I think the important thing is it's theoretical. You potential is at it's highest then but obviously if you train better in your 30s (or later) than you did in your 20s then you'll peak in your 30s.
But in terms of potential to build muscle (so strength, speed, looks) your potential to pack it on is highest through the first half of your 20s so your peak is somewhere around your late twenties/early thirties once you've got accumulative gains going on. From then most will (if judged by averages) loose muscle but fairly slowly due to declining growth hormones, as in a few kg a decade, assuming you continue to train. The decreasing hormones makes it easier to store fat and harder to build muscle so the work to keep where you were when you were 30 gets harder to keep up to the point that eventually almost everyone just can't so they decline
Depends what you mean by fitness - A quick glance at a few different sports shows you how much - gymnasts may well peak in their teens, footballers in their 20s and bodybuilders or weightlifters may well be older when they reach their peak.

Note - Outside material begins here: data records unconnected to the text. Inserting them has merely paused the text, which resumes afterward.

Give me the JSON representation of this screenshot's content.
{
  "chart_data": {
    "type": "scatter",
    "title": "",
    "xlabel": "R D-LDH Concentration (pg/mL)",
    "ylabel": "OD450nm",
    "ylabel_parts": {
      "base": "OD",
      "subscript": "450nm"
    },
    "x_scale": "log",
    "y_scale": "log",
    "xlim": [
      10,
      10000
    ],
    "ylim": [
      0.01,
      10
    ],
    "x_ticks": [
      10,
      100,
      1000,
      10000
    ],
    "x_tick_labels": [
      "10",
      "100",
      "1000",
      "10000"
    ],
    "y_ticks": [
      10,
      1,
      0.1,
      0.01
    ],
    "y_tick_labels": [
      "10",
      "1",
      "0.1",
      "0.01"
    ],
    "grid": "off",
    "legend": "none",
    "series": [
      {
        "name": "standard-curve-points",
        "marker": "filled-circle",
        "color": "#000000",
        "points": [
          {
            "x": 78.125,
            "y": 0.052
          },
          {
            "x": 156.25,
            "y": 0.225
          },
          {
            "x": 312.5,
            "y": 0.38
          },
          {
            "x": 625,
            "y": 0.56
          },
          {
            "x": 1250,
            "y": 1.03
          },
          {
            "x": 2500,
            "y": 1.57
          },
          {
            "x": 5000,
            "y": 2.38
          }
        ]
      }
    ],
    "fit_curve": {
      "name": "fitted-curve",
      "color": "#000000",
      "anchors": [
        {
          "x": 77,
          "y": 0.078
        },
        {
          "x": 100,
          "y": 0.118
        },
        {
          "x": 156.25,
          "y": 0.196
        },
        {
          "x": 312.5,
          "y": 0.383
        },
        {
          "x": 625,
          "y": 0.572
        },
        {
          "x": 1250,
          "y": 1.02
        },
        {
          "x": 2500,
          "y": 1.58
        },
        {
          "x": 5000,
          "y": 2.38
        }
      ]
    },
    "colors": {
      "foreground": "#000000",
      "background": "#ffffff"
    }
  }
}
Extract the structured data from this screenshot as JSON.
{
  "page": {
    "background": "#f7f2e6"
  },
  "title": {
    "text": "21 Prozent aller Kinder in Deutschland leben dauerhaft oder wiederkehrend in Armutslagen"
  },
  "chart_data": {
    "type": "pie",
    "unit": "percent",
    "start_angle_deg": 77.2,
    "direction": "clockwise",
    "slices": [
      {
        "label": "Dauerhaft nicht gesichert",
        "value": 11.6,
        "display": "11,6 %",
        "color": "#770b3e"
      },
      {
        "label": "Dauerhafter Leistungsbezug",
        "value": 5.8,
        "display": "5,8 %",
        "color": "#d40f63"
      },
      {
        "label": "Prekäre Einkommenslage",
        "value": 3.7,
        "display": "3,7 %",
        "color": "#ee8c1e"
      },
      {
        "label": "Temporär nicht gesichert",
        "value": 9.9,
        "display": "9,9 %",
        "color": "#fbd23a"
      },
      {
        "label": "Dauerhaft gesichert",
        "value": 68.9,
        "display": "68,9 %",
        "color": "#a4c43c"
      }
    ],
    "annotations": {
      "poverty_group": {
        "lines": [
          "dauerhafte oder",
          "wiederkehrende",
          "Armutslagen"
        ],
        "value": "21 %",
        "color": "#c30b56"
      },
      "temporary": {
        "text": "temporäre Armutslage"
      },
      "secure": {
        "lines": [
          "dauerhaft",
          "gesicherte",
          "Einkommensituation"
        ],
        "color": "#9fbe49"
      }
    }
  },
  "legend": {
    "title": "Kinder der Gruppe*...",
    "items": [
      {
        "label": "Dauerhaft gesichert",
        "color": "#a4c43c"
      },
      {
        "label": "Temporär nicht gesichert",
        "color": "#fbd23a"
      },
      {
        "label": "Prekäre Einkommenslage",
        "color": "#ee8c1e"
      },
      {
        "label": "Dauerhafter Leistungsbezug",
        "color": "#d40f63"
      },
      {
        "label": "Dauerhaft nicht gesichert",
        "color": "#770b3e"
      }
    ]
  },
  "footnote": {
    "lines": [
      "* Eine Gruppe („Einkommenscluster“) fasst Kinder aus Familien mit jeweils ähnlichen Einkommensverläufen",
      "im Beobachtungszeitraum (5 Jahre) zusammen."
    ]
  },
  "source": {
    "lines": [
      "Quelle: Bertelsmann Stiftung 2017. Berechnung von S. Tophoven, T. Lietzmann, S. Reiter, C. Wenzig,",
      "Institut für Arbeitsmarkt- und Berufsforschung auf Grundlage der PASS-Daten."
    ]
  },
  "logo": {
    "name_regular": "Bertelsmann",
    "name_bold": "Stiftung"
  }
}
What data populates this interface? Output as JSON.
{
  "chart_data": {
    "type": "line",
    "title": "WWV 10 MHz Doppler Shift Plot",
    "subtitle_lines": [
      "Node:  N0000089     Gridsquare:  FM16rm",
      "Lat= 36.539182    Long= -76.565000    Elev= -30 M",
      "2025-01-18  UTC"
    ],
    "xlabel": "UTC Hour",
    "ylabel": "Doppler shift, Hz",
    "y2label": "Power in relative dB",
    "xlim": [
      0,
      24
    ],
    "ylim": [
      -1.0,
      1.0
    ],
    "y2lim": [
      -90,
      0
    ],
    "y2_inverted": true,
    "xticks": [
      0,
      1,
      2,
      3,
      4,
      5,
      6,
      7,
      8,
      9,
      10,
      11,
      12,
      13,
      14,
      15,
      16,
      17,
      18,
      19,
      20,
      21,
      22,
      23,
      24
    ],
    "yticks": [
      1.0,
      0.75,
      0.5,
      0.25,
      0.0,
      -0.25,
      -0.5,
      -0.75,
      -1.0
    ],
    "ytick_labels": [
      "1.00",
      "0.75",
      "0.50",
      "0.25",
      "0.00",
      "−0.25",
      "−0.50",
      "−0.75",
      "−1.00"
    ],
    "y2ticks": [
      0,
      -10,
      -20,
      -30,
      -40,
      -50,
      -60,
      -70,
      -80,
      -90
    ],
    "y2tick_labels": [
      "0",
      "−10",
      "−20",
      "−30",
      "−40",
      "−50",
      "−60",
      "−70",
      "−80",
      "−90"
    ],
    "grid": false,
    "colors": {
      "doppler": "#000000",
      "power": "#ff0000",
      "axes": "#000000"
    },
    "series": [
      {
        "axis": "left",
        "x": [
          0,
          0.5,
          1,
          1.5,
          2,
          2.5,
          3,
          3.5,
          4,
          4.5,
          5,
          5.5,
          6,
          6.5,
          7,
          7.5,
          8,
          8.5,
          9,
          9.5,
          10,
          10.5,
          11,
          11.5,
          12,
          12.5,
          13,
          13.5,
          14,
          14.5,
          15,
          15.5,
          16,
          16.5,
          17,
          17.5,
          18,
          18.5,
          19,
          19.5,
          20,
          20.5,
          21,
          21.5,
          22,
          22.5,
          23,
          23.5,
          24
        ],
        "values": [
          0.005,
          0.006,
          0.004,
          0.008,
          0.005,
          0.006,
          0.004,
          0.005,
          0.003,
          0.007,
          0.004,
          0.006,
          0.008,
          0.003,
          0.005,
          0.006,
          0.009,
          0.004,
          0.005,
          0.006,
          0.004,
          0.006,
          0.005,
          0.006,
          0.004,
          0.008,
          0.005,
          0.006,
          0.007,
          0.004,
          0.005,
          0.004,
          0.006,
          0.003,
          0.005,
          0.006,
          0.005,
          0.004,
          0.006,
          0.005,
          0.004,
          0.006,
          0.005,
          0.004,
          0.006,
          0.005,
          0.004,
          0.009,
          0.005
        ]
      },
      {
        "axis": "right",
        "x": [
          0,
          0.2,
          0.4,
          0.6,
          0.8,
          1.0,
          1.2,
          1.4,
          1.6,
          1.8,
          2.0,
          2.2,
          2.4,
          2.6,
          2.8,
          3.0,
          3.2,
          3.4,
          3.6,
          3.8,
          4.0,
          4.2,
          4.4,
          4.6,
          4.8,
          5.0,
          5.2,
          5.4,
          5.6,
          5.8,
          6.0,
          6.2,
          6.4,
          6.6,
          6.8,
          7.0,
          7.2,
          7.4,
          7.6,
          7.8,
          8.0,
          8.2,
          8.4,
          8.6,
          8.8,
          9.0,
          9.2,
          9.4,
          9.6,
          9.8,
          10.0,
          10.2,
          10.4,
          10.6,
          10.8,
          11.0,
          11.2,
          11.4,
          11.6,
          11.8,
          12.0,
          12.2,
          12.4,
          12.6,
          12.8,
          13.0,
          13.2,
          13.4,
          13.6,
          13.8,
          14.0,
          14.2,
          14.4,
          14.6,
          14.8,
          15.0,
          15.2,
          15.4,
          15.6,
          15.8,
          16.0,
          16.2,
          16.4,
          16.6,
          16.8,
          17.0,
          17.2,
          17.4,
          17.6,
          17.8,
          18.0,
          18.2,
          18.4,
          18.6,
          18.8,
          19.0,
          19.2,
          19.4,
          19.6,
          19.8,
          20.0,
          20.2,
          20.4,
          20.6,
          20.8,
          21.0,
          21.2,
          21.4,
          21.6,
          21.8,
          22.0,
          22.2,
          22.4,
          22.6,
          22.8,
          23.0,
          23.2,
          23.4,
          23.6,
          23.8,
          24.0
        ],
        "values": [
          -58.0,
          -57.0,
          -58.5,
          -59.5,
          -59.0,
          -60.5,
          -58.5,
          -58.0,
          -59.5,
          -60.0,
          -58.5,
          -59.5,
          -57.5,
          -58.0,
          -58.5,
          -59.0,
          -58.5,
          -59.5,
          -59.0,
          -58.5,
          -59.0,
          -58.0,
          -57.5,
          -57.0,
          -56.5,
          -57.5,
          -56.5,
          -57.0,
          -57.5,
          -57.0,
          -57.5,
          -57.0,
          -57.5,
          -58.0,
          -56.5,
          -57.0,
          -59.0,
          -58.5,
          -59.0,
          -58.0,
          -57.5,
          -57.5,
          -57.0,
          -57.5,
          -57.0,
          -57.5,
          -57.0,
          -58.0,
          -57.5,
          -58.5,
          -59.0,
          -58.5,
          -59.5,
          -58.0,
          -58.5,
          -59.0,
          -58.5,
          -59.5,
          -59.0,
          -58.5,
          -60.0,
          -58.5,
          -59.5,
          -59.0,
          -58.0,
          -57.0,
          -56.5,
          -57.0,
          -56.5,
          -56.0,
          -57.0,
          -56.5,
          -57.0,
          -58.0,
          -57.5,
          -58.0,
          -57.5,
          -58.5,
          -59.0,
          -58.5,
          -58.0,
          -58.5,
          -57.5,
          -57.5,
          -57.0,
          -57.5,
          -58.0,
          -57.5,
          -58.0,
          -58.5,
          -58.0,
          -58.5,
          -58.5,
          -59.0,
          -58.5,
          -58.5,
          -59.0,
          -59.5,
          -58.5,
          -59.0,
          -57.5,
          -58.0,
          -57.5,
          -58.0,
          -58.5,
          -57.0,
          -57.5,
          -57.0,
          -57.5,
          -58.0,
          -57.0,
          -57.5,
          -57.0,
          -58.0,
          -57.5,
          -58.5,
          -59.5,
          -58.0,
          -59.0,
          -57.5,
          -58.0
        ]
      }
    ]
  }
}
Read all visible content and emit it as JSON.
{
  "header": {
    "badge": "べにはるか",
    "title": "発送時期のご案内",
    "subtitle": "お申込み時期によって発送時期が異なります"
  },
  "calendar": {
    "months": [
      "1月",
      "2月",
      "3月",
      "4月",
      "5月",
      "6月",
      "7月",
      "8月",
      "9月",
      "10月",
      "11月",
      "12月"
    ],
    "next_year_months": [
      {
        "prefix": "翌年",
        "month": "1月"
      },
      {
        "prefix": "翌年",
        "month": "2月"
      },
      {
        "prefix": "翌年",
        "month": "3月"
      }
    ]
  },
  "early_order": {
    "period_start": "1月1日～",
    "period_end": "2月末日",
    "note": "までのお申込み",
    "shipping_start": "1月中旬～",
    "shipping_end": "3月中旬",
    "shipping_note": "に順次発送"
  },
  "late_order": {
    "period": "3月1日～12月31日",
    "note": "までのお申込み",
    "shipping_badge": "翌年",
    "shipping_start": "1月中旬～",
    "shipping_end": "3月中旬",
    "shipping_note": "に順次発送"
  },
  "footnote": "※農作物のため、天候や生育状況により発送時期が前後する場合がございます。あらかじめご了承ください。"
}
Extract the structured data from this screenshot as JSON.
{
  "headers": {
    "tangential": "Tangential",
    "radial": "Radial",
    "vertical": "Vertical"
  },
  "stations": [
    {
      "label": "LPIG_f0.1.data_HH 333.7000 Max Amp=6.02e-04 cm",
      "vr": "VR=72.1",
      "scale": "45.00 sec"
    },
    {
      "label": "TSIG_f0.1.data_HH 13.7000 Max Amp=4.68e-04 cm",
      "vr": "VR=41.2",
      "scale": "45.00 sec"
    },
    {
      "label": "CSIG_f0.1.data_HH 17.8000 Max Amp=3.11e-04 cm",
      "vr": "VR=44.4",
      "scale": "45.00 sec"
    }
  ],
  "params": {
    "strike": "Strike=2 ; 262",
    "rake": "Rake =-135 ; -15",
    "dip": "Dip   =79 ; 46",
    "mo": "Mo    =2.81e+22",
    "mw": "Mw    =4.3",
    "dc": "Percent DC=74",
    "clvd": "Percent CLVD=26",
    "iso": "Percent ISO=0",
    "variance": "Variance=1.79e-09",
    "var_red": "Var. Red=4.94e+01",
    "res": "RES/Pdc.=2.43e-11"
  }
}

Men hit their peak muscle mass in their 30s. After that, muscle mass declines. That decreases the body's ability to burn calories. Unfortunately, that inability to burn calories means you could be sporting more spare tires around your waist than the Michelin Man.
I've read multiple times that it's around 30 for men, perhaps late twenties. However, many have said that they've been the 'fittest they've ever been in their life' well into their late thirties, and even into their forties.
Depends what in, for tennis, for example, it's early twenties.
For most it's actually early twenties but when factor in mental factors, it can be a lot older than that as for sports "games" llike football where it's late twenties because positional play and technique come into play.